Graham’s motion asks the Sixth District Court of Appeals to eliminate or reduce the appeal bond, calling the “bond imposed by the district court is contrary to law, unsupported by fact, and an abuse of discretion.”

In her order requiring an appeal bond, Pearson called the bond a “a guardrail, not a barrier” and said that the appellants proceeded with the appeal with the knowledge a bond may be required. Despite having been made aware of the possibility of an appeal bond, appellants proceeded.

Graham questioned that logic, calling it “grandiloquent sophistry.”

“Appellants’ filing timely appellate briefs in no way demonstrates their financial ability to post an $850,000 bond,” he wrote. “The filing fee for two appeals is $1,210, less than 1 /700th of $850,000. Despite acknowledging all five appellants filed declarations of inability, singly or in combination, to post bond of $850,000, Judge Pearson, without evidentiary hearing, ‘finds’ the contrary using specious ‘reasoning'”.

The bulk of the appeal bond — $825,000 — is the amount Kroll Settlement Administration maintains an appeal would generate for the New York firm processing the 55,000 claims made against the settlement.

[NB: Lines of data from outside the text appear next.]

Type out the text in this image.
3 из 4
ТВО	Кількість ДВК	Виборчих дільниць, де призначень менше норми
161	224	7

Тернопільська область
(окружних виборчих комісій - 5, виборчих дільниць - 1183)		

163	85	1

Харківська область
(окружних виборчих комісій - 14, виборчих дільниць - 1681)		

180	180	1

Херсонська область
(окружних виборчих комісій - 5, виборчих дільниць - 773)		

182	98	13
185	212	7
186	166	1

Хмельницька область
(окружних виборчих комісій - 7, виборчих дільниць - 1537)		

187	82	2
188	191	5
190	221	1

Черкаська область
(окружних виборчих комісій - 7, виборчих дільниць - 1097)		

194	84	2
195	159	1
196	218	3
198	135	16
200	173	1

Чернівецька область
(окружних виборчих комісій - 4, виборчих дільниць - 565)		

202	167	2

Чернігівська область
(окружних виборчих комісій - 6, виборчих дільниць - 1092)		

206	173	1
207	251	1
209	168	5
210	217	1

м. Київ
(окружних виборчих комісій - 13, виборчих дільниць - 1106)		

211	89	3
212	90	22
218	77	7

According to final approval documents, without any appeal, Kroll stands to pocket up to $20 million for doing so. The other $25,000 is what class co-counsel estimated they would spend in docket fees and printing and copying costs during the appeal writing and oral argument stages during the appeal.

Graham took issue with both amounts and brought up those issues with the Sixth District Court.

“Again, no attempt was made to itemize or to identify why costs would increase due to appeal,” wrote Graham, referring to Kroll’s additional fees.

As for the $25,000, Graham asked the court of appeals to consider a breakdown of printing costs.

“In terms of prognosticating a dollar cost for any incidental use of paper, commercial services, FedEx Office, a national chain, charges 20 cents per page for bulk orders , so $25,000 represents almost 100,000 pages,” he argued. “Upon entry of final judgment, the electronic record consisted of only 14,586 pages, so copying every page at FedEx Office (to no useful purpose) would only cost $2,917.20. And there is no valid reason for expecting plaintiffs’ appellate counsel — who neither claim to be Luddites or to lack computers — to print or copy a single page.”

Graham also wrote that no statute cited by class counsel or Judge Pearson — whether federal or Ohio — authorizes class plaintiffs, as appellees, to recover anything like administrative costs relating to appeal.

The appellees council fired back in an answer filed on Tuesday.

“There is no entitlement to pursue a frivolous appeal and leave the other side holding the bag on costs,” they countered. “To the contrary, the district court’s discretion to order an appeal bond exists to prevent that scenario.”

Class co-counsel said appellants did not prove the bond to be a barrier which was up to them alone to do so.

“It is the appellants’ burden to demonstrate that a bond would constitute a barrier to appeal,” they asserted. “The district court found that appellants failed to meet this burden. There is no basis for overturning that finding.”

The Court of Appeals will make the final decision concerning the appeal bond.